A CAST.

Ghillie. "Ay, Sir, the fushers are no what they were. Ye'll maybe no believe me, but there was a man here last month that had naething but a sup o' cold tea in his flask to wet a fush when he caught yin!"


THE PARADISE OF BARDS.

(From an Oxford Correspondent.)

Considerable resentment has been caused in various centres of poetic activity by the preference recently expressed by the Prime Minister for the products of Welsh minstrelsy. In a letter addressed to Huw Menai, the working South Wales miner poet, Mr. Lloyd George declares that he has read his poems with the "greatest delight." If the Premier had merely said "great delight" no untoward consequences would have ensued, but the invidious use of the superlative threatens to embroil the whole country in that internecine war recently predicted by the Editor of The Athenæum in his gloomy survey of Neo-Georgian literature.

Meetings of protest have been held in Hampstead, at Letchworth, Stratford-on-Avon and the Eustace Miles Restaurant, but the most remarkable and orderly of these demonstrations was that which took place at Boar's Hill on Saturday last, under the presidency of the Poet Laureate. Boar's Hill, we need not remind our readers, is par excellence the fashionable intellectual suburb of Oxford, and has been called the "Paradise of Bards." Dr. Bridges in a brief opening address, speaking more in sorrow than in anger, dealt with the statistical side of the question. He pointed out that of the residents at Boar's Hill one in every six was a true poet, and three out of every five were masters of the art of prosody. There were no miner poets on Boar's Hill. Their motto was Majora canamus.

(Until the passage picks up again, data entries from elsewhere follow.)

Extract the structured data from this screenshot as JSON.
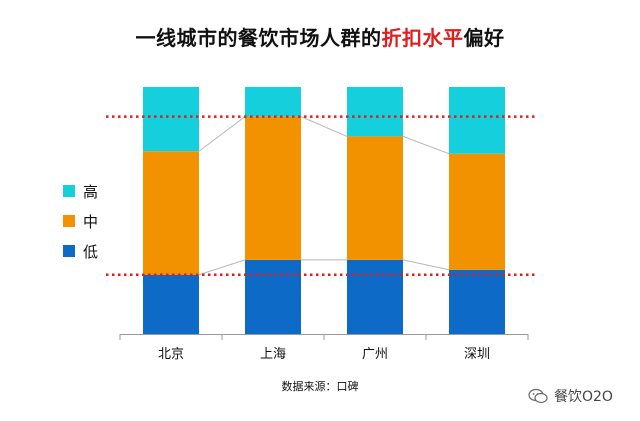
{
  "title": {
    "prefix": "一线城市的餐饮市场人群的",
    "highlight": "折扣水平",
    "suffix": "偏好"
  },
  "source": "数据来源：口碑",
  "watermark": {
    "text": "餐饮O2O",
    "icon": "wechat-icon"
  },
  "colors": {
    "high": "#16cfdc",
    "mid": "#f39200",
    "low": "#0e6ac7",
    "reference_line": "#e01e1e",
    "highlight_text": "#e01e1e"
  },
  "chart_data": {
    "type": "bar",
    "stacked": true,
    "normalized": true,
    "categories": [
      "北京",
      "上海",
      "广州",
      "深圳"
    ],
    "series": [
      {
        "name": "低",
        "values": [
          0.24,
          0.3,
          0.3,
          0.26
        ]
      },
      {
        "name": "中",
        "values": [
          0.5,
          0.58,
          0.5,
          0.47
        ]
      },
      {
        "name": "高",
        "values": [
          0.26,
          0.12,
          0.2,
          0.27
        ]
      }
    ],
    "reference_lines": [
      0.24,
      0.88
    ],
    "ylim": [
      0,
      1
    ],
    "legend": {
      "position": "left",
      "items": [
        "高",
        "中",
        "低"
      ]
    },
    "connector_lines": true,
    "grid": false
  }
}
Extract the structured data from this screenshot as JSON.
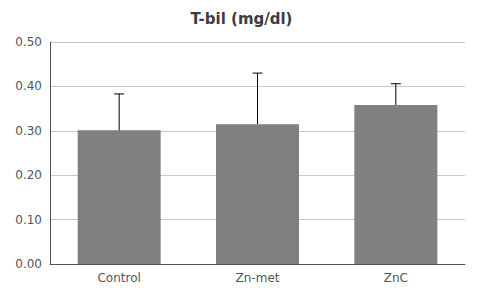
{
  "chart_data": {
    "type": "bar",
    "title": "T-bil (mg/dl)",
    "categories": [
      "Control",
      "Zn-met",
      "ZnC"
    ],
    "values": [
      0.301,
      0.315,
      0.358
    ],
    "errors": [
      0.082,
      0.115,
      0.048
    ],
    "color": "#808080",
    "error_color": "#000000",
    "ylim": [
      0.0,
      0.5
    ],
    "yticks": [
      {
        "value": 0.0,
        "label": "0.00"
      },
      {
        "value": 0.1,
        "label": "0.10"
      },
      {
        "value": 0.2,
        "label": "0.20"
      },
      {
        "value": 0.3,
        "label": "0.30"
      },
      {
        "value": 0.4,
        "label": "0.40"
      },
      {
        "value": 0.5,
        "label": "0.50"
      }
    ],
    "grid": true
  }
}
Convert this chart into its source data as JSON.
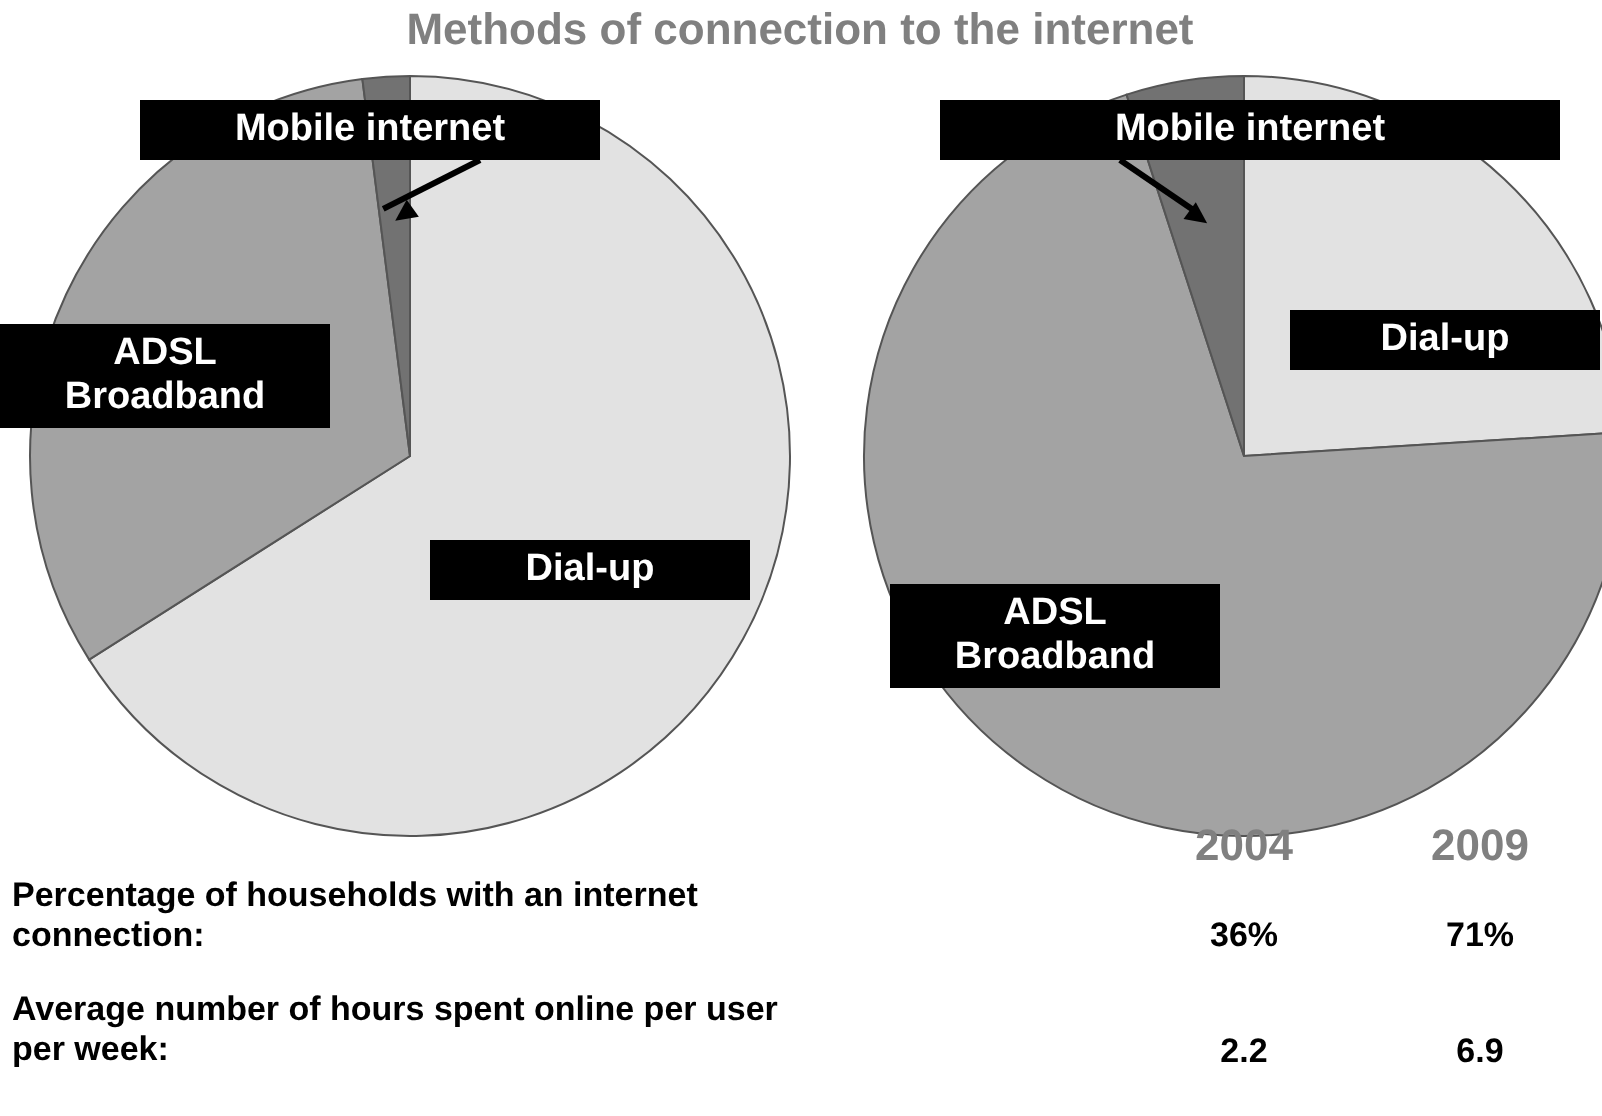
{
  "chart_data": [
    {
      "type": "pie",
      "title": "Methods of connection to the internet",
      "categories": [
        "Dial-up",
        "ADSL Broadband",
        "Mobile internet"
      ],
      "values": [
        66,
        32,
        2
      ],
      "colors": [
        "#e2e2e2",
        "#a3a3a3",
        "#727272"
      ]
    },
    {
      "type": "pie",
      "categories": [
        "Dial-up",
        "ADSL Broadband",
        "Mobile internet"
      ],
      "values": [
        24,
        71,
        5
      ],
      "colors": [
        "#e2e2e2",
        "#a3a3a3",
        "#727272"
      ]
    },
    {
      "type": "other",
      "annotations": [
        "2004",
        "2009",
        "Percentage of households with an internet connection:",
        "36%",
        "71%",
        "Average number of hours spent online per user per week:",
        "2.2",
        "6.9"
      ]
    }
  ]
}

Professor Gilbert Murray, who followed, laid stress on the perfect harmony which reigned amongst the residents, in spite of the fact that all schools of poetry were represented, from the austerest of classicists to the most advanced exponents of Neo-Georgian vers libre. They were a happy family, linked together by a common devotion to the Muses, and in their daily output of verse showing a higher unit of production than that recorded of any other community in either hemisphere.

Mr. John Masefield moved the only resolution, which was carried unanimously, to the effect that Mr. Fisher, the Minister of Education, should be requested to convey to the Prime Minister the regret of the meeting that he should have overlooked the paramount claim of Boar's Hill to be regarded as the Parnassus of Great Britain. In Murray's Guide to Oxfordshire it had been spoken of as "a health resort for jaded students," but that was an obsolete libel. Constitutionally vigorous and daily refreshed by draughts from the pellucid springs of the Pierides, they led a life of exuberant health, as the vital statistics of the neighbourhood would abundantly show. On Boar's Hill people began to write poetry earlier and continued to do so later than in any other spot in the British Isles.

Sir Arthur Evans, in proposing a vote of thanks to the Chairman, made the gratifying announcement that Mr. Masefield was already engaged on a companion poem to his "Reynard the Fox," commemorating the genius loci under the inspiring title of "The Sticking of the Pig."